NORML supports efforts to reduce impairment on the roads, and our own “Principles of Responsible Cannabis Use” invoke a no-driving clause. However, like with alcohol it is important to distinguish between use and impairment. Furthermore, efforts to reduce the use of drugs may actually backfire by encouraging more use of alcohol, a far more dangerous substance that encourages risk-taking behaviour.
“The New Zealand Transport Agency (NZTA) has this week begun a series of television advertisements that purport to show the reactions of secretly filmed New Zealanders when they are told the driver of the car they are in is high on drugs,” says NORML spokesperson Chris Fowlie.

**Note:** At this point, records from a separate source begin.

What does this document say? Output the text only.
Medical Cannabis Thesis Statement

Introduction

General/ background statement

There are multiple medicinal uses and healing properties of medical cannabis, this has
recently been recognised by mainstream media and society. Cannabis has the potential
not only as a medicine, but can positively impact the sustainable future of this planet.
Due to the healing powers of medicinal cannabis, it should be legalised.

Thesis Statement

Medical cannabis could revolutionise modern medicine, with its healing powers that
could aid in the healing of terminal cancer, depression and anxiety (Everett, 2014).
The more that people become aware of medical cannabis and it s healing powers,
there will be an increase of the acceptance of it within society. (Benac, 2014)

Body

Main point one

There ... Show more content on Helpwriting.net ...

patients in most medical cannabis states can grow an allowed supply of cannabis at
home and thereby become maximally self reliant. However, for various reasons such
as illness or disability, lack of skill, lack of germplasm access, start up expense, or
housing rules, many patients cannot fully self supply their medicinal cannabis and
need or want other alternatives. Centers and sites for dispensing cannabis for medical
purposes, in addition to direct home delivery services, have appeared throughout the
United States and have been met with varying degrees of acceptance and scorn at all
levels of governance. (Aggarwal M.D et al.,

“What they don’t show is that emerging scientific research indicates that cannabis actually has far less impact on the psychomotor skills needed for driving than alcohol does, and is seldom a causal factor in automobile accidents.” (click here for NORML’s research base on drugs and driving)
Furthermore, a recent study examining road deaths in US states that allow access to medicinal cannabis compared to those that maintain a tough prohibition found the medical states had lower rates of automobile deaths. Researchers said this may have resulted from more drivers choosing to use cannabis and correspondingly fewer drivers using alcohol.
“The risk for NZTA is that if their anti-drug campaign is too successful they may inadvertently encourage more drivers to drink and cause more road crashes”
In the end, says NORML, concerns regarding doped driving should not be an impediment to marijuana-law reform. Alcohol is legal, yet society maintains tough laws punishing those who choose to drive impaired by it. There is no reason why similar principles should not regulate cannabis consumption.
The key is having laws that punish impairment, not just use.
Current law in New Zealand is that it is illegal to drive with any trace of illegal drugs in the system, yet traces of cannabinoids may linger in the blood for several days, long after any impairment has worn off.
In contrast to this approach, a recent European meta study of drug-driving research, published in the journal Addiction, found a THC blood serum concentration of 7-10ng/ml “correlated with an impairment comparable to that caused by a blood alcohol concentration (BAC) of 0.05%. Thus, a suitable numerical limit for THC in serum may fall in that range.”
NORML believes a level such as this should be set so that impaired drivers are effectively detected, and non-impaired drivers are not unfairly punished.